Fake for they are a same people and generally they have almost always been under one rule, whether during the great Islamic empire in the middle ages, Turkish rule for almost half a millennium, or British rule until last century.

Yet in Syria at least there is peace. In Lebanon they rose to reject this fake division, albeit without too much success so far. In Iran, they were gunned down after burning a bank.

Yet it is Hong Kong where the cries for freedom have been loudest. Sadly, they couldn’t hold the bridge even though they tried and tried even through a speculative attack on their own money.

Pompous and perhaps even foolish is to call bitcoin the liberator of our times, but it is difficult to see who else has more claim to the title.

For they can arrest men, but they can’t arrest code. The latter continues to revolutionize the world with an empowerment of civilians.

That was perhaps most clearly shown by a plunge in bitcoin transactions following a blackout in Venezuela.

Just what happened in that country to make it fall so low, is not clear, but the great theme continues to be the proxy rivalry between US-Europe and Russia-China.

The latter have access to Venezuelan oil production, while the former don’t, so US has put sanctions on the country.

Obviously you can’t quite sanction bitcoin, hence presumably why it is quite popular there and is becoming popular in the entire Latin America region.

In lower Africa too, bitcoin is finding usage in light of capital controls. While in the west, the currency is more useful for savings where the Decentralized Finance (DeFi) space in particular is leading to considerable innovation.

Bitcoin’s limited capacity, however, continue to remain a significant problem with the promised solution, the Lightning Network (LN), revealing limited crypto-economics incentives as someone could make only $20 a month from locking $5 million.

In ethereum, an airdrop was enough to clog the network, but something interesting has risen there this year.

The use of Zero Knowledge Proofs for scalability was not quite something known or explored before 2019.

Now that zk-snarks area has proliferated and is showing some promise to provide far more capacity without affecting decentralization.

Yet in some other areas progress has been somewhat slow partly due to some dysfunction at the Ethereum Foundation and partly because some talent has left after becoming filthy rich.

At bitcoin too there appears to be little movement, even though they have good plans to increase its utility.

But things are moving. Stocks are in the process of being tokenized. Austria has even tokenized a stamp . Bakkt did finally launch. France opened the way for crypto institutional investors. And theres even now a lottery where you can’t lose.

But there’s also the fake followers of Justin Sun . The whipping out of half a billion by Chainlink Devs. The XRP shill army . The months not weeks . And of course the classic: Tether Prints $5 Billion.
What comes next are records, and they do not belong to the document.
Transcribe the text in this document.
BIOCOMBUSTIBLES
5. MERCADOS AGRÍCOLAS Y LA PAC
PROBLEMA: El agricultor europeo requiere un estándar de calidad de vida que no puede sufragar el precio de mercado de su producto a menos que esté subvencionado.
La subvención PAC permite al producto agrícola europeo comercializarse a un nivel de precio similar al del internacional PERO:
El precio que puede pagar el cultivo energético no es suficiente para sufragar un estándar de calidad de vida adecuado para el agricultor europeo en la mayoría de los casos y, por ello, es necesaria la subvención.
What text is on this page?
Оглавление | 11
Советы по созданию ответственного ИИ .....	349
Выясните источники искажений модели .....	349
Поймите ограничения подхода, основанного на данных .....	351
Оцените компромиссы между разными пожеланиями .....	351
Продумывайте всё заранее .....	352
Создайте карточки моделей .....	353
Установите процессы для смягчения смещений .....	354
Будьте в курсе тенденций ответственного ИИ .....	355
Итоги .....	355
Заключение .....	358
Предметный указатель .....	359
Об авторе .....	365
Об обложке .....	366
There’s the mystery of Bulgaria’s bitcoins . And why on earth did ethereum rise this summer ? Was it really 4chan ? Or was it the hodlgang ?

At least though now we can be spared the ProgPoW stuff , but there’s always some guy buying $100 million bitcoin.

And that’s a wrap, with 2019 generally a mixed year, but we’d say largely positive because adoption has continued to increase and because the extra clarity gained should hopefully bear fruits next year.

A year which we hope to be happy, peaceful, with good health, much productivity, and very wealth.